Serial 207, 1928 C3B NC6496 flies with a Georgia owner. These photos were taken some years ago, and today the aircraft wears an orange and black paint scheme.
Serial 221, a 1929 C-3B, flies in Wisconsin.
The C-3R was a considerably revised and enlarged version of the C-3 designed to take a larger engine, and was the last production version of the C-3 series. Serial numbers restarted in the 5000s with the C-3R series, although far less than 5,000 Stearmans had been produced. Serial 5001 resides in Minnesota.
Serial 5003 is with a Washington state owner.
Serial 5036, registered NC794H, is part of the Allen Airways Flying Museum in El Cajon, California.
A beautiful match for NC794H, with which it was seen at some fly-ins in the 1980s, C-3R serial 5037, the next off the line, is maintained by an Illinois owner.
The model 4 was a different and larger airplane designed for the needs of air mail and corporate executive flying.
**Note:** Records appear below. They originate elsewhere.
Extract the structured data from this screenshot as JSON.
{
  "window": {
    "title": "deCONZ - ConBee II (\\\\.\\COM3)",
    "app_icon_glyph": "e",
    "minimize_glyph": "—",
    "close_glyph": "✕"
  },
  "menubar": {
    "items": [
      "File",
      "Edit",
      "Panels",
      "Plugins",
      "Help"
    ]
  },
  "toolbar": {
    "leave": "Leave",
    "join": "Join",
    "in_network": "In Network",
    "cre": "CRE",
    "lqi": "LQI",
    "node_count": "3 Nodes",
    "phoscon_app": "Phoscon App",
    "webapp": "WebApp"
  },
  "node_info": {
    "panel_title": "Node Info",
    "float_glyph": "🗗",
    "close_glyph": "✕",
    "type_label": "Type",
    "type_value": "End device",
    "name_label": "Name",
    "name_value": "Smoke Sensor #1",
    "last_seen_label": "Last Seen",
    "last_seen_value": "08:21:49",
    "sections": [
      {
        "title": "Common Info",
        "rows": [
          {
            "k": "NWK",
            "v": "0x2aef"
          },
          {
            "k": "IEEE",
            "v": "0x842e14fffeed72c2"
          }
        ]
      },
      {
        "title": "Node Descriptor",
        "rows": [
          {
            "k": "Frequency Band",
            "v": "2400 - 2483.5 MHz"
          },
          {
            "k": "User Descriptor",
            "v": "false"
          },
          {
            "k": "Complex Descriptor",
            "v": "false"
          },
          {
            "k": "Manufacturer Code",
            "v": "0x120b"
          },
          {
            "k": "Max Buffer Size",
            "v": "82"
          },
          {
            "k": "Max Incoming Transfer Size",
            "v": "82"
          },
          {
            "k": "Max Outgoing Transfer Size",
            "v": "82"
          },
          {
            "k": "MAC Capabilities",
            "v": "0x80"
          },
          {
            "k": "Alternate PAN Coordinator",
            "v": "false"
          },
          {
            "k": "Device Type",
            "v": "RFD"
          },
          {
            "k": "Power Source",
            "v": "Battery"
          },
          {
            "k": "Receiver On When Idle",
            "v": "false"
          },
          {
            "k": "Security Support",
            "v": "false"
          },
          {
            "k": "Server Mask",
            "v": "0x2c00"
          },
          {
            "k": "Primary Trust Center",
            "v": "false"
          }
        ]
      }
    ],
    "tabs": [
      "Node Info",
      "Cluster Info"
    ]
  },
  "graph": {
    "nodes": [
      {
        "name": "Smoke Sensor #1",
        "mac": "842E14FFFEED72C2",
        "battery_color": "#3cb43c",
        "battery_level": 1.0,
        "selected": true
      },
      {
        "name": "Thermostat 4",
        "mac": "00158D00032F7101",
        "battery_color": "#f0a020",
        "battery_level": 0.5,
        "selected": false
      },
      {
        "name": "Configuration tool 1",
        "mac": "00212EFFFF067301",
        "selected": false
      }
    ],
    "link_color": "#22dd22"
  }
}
Higher in performance and more luxurious than the C3, model 4s also were designated with a letter denoting the type of engine used. The further designation “M” indicated an aircraft specialized for air mail by having the front cockpit covered to hold more mail. Only 41 Model 4s were built but they were charismatic aircraft that left an impression on American aviation history, and about a dozen of them are still around.
Serial 4005 is listed to an owner in Reno, Nevada. Equipped with a Pratt & Whitney Wasp engine producing more than 400 hp, the 4Es were the most powerful of the Stearmans.
Serial 4011, a model 4DM with a 300 hp Wasp Junior engine, was registered NC774H in the 1970s but has since lapsed off the registry and is a restoration project with a Maryland owner.
The 4-series Stearman was big and tough enough for air-mail work in the Canadian bush. One so employed was CF-AMB, serial 4021, a magnificent 4EM now displayed in the Canada Aviation & Space Museum.
Yanks Air Museum owns this flyable but static model 4E, serial 4026.
Some corporate owners tricked out their Stearman 4s to the limits of art-deco excess. None more so than Standard Oil, in whose colors serial 4036 is faithfully restored. At least four restored Stearman 4’s have been painted in these markings.
There was no Model 5 Stearman. Stearman’s serial numbering scheme suggests that the C-3R was intended to be the Model 5. The next production variant was the Model 6 Cloudboy, a light two-seat training biplane of which just a handful were made. The plane was shopped to the Army as a primary trainer, and was assigned the designation YPT-9, but did not earn a production order.
Serial 6003 flies from the Golden Wings Flying Museum in Minnesota.
Serial 6004 is with the Yanks Air Museum at Chino, California.